Th17 cells mediate the formation of osteoclasts in various ways. First, the cytokine IL-17 secreted by Th17 cells not only directly increases the expression of RANKL in osteoblasts but also induces the secretion of IL-6, TNF-α, and IL-1, promoting the expression and activation of RANKL in osteoblasts. In addition, Th17 cells can also secrete RANKL (87). In conclusion, osteoblastogenesis is regulated by Th17 cells and promotes bone destruction during inflammation.

Therefore, several cytokines like CTLA-4, IL-17, and IL-6 and signaling pathways like Wnt and RANKL/RANK are involved in the process of Tregs cells and Th17 cells mediating osteoclastogenesis, but other cytokines and pathways in this process are unknown and still remain to be found out. In this review, we figure out the relationship among these factors.

Th17 cells promote inflammatory response and bone destruction, whereas Treg cell inhibits the degree of inflammation and promotes bone formation. Actually, the Th17/Treg ratio is modulated by different conditions. When intense inflammation occurs, inflammatory cells secrete large amounts of inflammatory factors such as IL-6. Inflammatory factors represented by IL-6 stimulate the production of Th17 cells via the STAT3 pathway, whereas in the absence of IL-6, the production of Th17 cell is inhibited (88–90).

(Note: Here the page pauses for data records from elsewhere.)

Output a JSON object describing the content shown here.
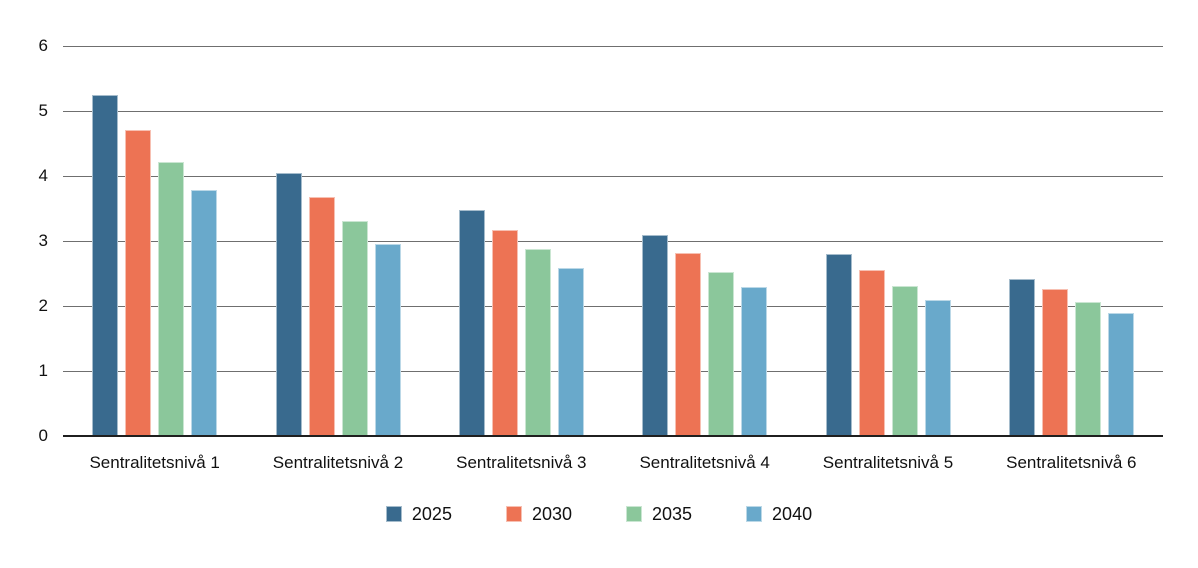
{
  "chart_data": {
    "type": "bar",
    "title": "",
    "xlabel": "",
    "ylabel": "",
    "categories": [
      "Sentralitetsnivå 1",
      "Sentralitetsnivå 2",
      "Sentralitetsnivå 3",
      "Sentralitetsnivå 4",
      "Sentralitetsnivå 5",
      "Sentralitetsnivå 6"
    ],
    "series": [
      {
        "name": "2025",
        "color": "#396A8E",
        "values": [
          5.25,
          4.05,
          3.47,
          3.09,
          2.8,
          2.41
        ]
      },
      {
        "name": "2030",
        "color": "#ED7354",
        "values": [
          4.71,
          3.68,
          3.17,
          2.81,
          2.55,
          2.26
        ]
      },
      {
        "name": "2035",
        "color": "#8BC79B",
        "values": [
          4.22,
          3.3,
          2.87,
          2.53,
          2.31,
          2.06
        ]
      },
      {
        "name": "2040",
        "color": "#69A9CB",
        "values": [
          3.78,
          2.95,
          2.58,
          2.29,
          2.09,
          1.89
        ]
      }
    ],
    "ylim": [
      0,
      6
    ],
    "yticks": [
      0,
      1,
      2,
      3,
      4,
      5,
      6
    ],
    "grid": true,
    "legend_position": "bottom"
  },
  "colors": {
    "background": "#FFFFFF",
    "gridline": "#6F6F6F",
    "axis_line": "#1F1F1F",
    "text": "#111111"
  }
}
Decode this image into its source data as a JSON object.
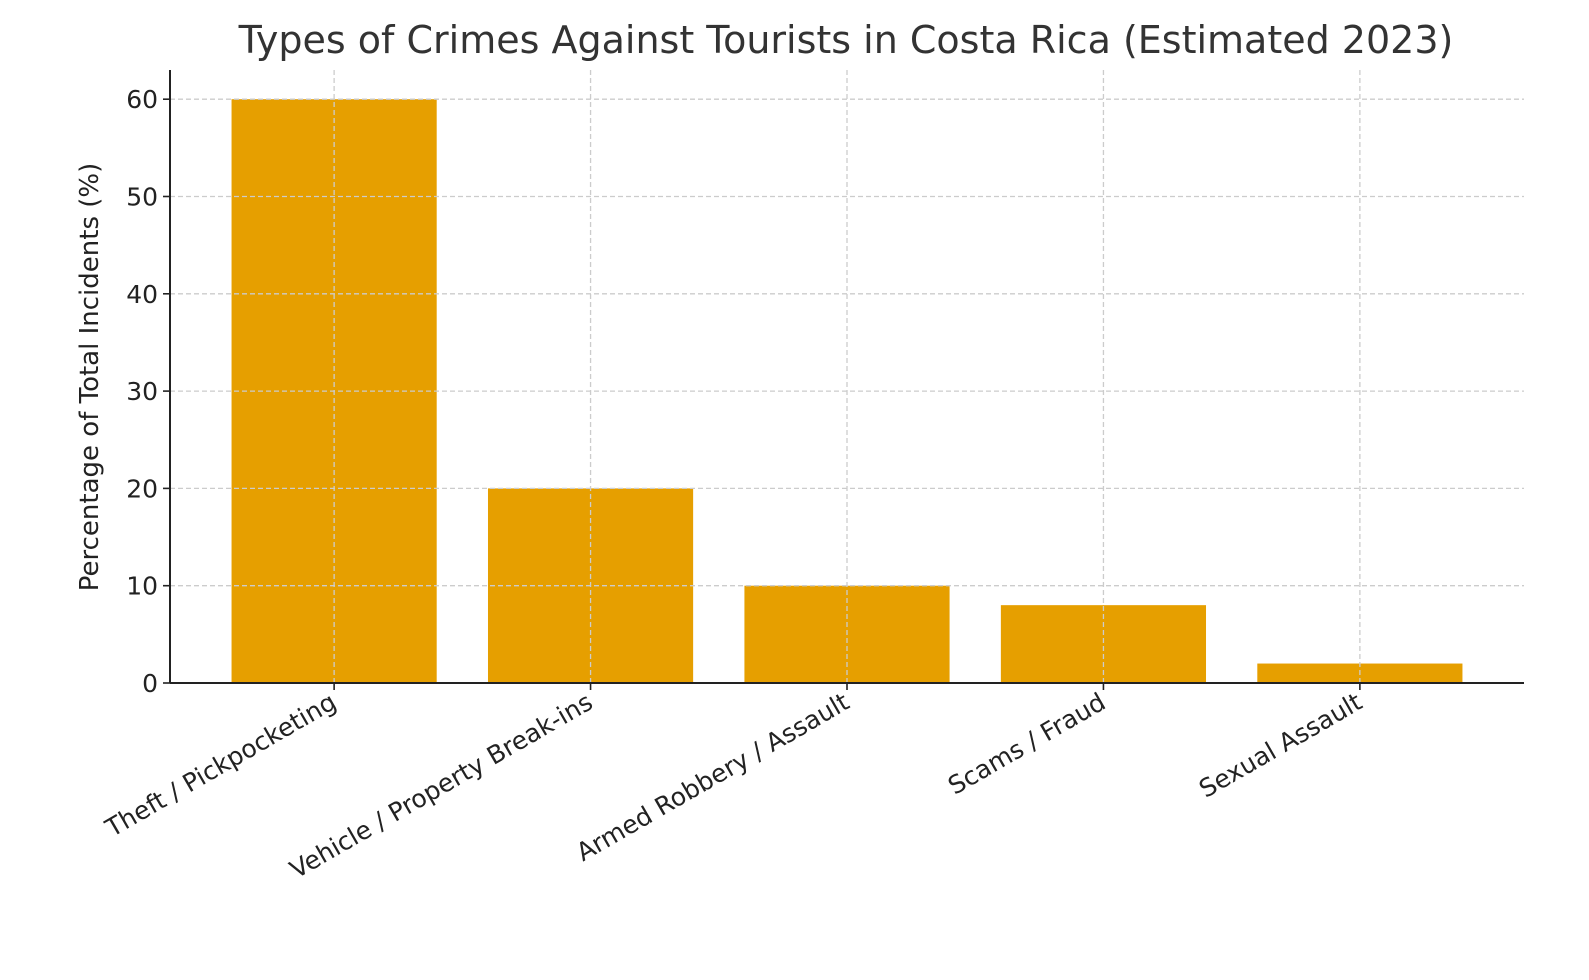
{
  "chart_data": {
    "type": "bar",
    "title": "Types of Crimes Against Tourists in Costa Rica (Estimated 2023)",
    "xlabel": "",
    "ylabel": "Percentage of Total Incidents (%)",
    "categories": [
      "Theft / Pickpocketing",
      "Vehicle / Property Break-ins",
      "Armed Robbery / Assault",
      "Scams / Fraud",
      "Sexual Assault"
    ],
    "values": [
      60,
      20,
      10,
      8,
      2
    ],
    "ylim": [
      0,
      63
    ],
    "yticks": [
      0,
      10,
      20,
      30,
      40,
      50,
      60
    ],
    "grid": true,
    "bar_color": "#E69F00"
  }
}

Hypoxia-inducible factor α (HIF1α) affects Th17/Treg ratio in a hypoxic environment (91). HIF1α not only increases RORγt expression to promote Th17 cell differentiation but also inhibits Foxp3 expression via the proteasomal degradation pathway under hypoxic conditions, resulting in a relative increase in RORγt expression (92). In summary, IL-6 and HIF1-α, which are produced under hypoxic conditions caused by intense inflammation, regulate Th17/Treg ratio through different pathways, implying that more Th17 cells are induced in an intense inflammation-related hypoxic environment. Conversely, in a more mild, chronic, normoxic inflammatory environment, initial T cells are more inclined to differentiate into Treg cells. Therefore, an ideal environment is critical to balance the Th17/Treg ratio.